By Mary Beth Pfeiffer, Senior Investigative Reporter at Trial Site News | I’m a fire-in-the-belly muckraker who abhors the role of money-fueled corruption in government and medicine. My job: Expose it.
Twenty people who were harmed by Covid-19 vaccines came to Washington D.C. this week—sick, bereaved, from a dozen states—seeking help from the U.S. Food and Drug Administration.
This is what they got: One hour with the top vaccine official in the United States—in a Zoom call to their hotel conference room.
Two had lost sons, 16 and 34 years old, soon after their shots. Three were in wheelchairs, including a girl, 14. A surgeon, nurse practitioner, teacher, and most others can no longer work. Once healthy and fit, many had been eager to be vaccinated.
“They were hiding behind a monitor,” said Brianne Dressen, 41, a Utah mother of two who was incapacitated in a vaccine trial for which she enthusiastically volunteered in November 2020. “All of us, we came out here, and Peter Marks could not get out of his house and meet with us.”
The virtual meeting, which I sat in on, was punctuated by FDA language that the attendees told me they had heard in five such meetings before, specifically about the connection between their suffering and Covid vaccinations.
“The data is not sufficiently robust,” Dr. Peter Marks said repeatedly. “With these low rates, it’s very hard to know what you’re looking at.” The word “rare” was used, and, of course, the phrase “1 in a million.”
And then there was this: “That’s not to say we won’t continue to look.”
Beyond telling several wrenching stories, these debilitated Americans, part of a patient advocacy group called React19, urged the agency to alert doctors to a devastating condition called multisystem inflammatory syndrome, particularly in children. React 19’s website lists about 30 science articles on potential vaccine-related MIS, calling it “a poorly understood, underreported, hyperinflammation of multiple organ systems.” The Covid-associated syndrome may also occur after vaccination, the group argued, and, may go unrecognized.
The Covid Factor
The MIS debate has parallels to another vaccine injury, myocarditis, that claimed the life of Ernesto Ramirez Jr., 16, five days after his Pfizer mRNA shot. The boy’s father, Ernesto Sr., has campaigned to gain recognition for the condition, with an FDA official telling him at one point, “This is a situation we are all going through.” Maybe so.
But as myocarditis cases piled up, the government’s denial of vaccine-caused heart damage was intense.

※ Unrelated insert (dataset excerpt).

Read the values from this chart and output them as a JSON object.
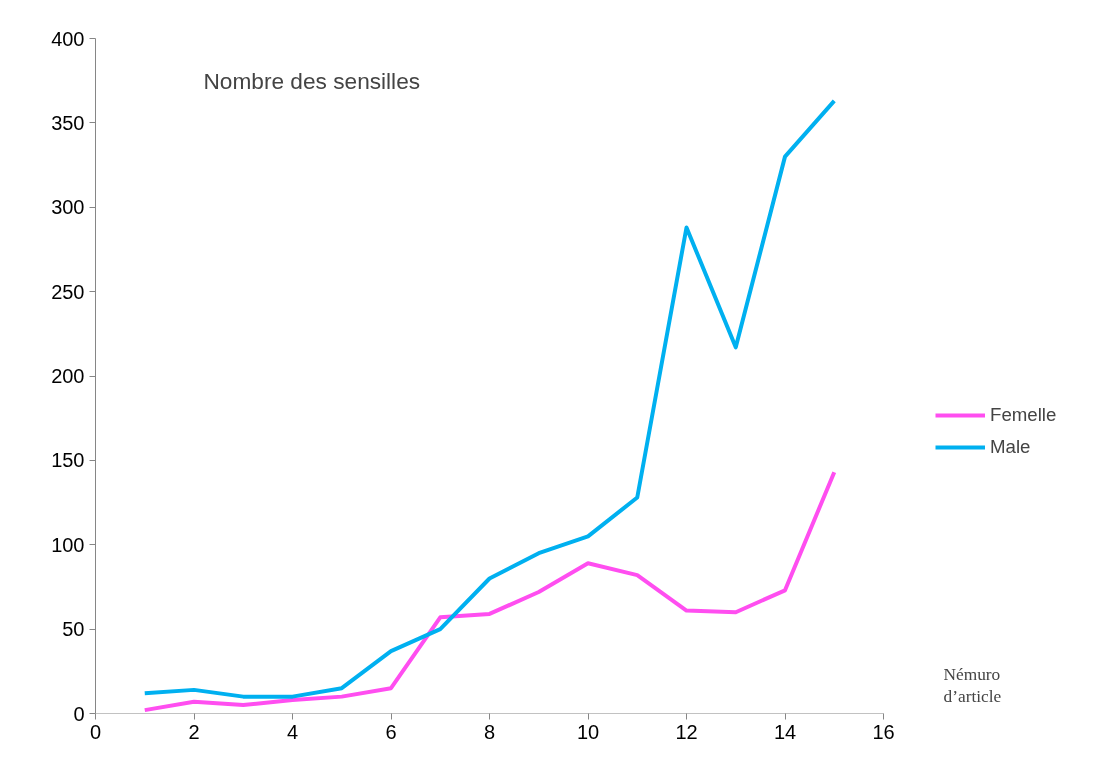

A major paper was withdrawn under pressure, and a Centers for Disease Control article disputed the vaccine role in the deaths of two boys. Today, the CDC acknowledges the vaccine-myocarditis link, even if asserting it is “rarely” reported. Doctors know now to look for it. Research has suggested it is more prevalent than first thought.
On multisystem inflammatory syndrome, the FDA Zoom meeting ultimately turned on a simple question: How many pediatric cases, of a condition that cripples multiple bodily systems, are too many?
But here’s the rub. If a disabled child with MIS had a hint of having had Covid—a common reality of a highly imperfect vaccine—the case is tossed to the “not-the-vaccine” pile.
According to Marks, 58 vaccinated children, 5 to 11 years old, have been diagnosed with the inflammatory syndrome, which, research shows, puts nearly 60 percent in intensive care units and involves heart, kidney, respiratory and blood damage. However, of those 58, Marks told the group, 54 had “laboratory evidence” of prior Covid. Two did not; two were “unclear.” The 54 were discounted.
“At the end of the day, given 7.3 million (vaccinated) children involved here,” Marks said, “it was impossible to make a clear association.”
He pointed to a recent Lancet article that found 21 cases among 12-to-20-years-olds, but concluded, as with myocarditis, the condition was “rare.”
“The (MIS) association is too weak…either in adults or in children,” Marks said.
Joel Wallskog, co-chair of React19, is a Milwaukee orthopedist who performed 850 surgeries a year before the unthinkable happened from a shot in the arm. At 52, he is retired because he cannot stand steady enough to wield a scalpel.
“It’s truly an unfortunate waste of time to meet with them,” he said of the meeting.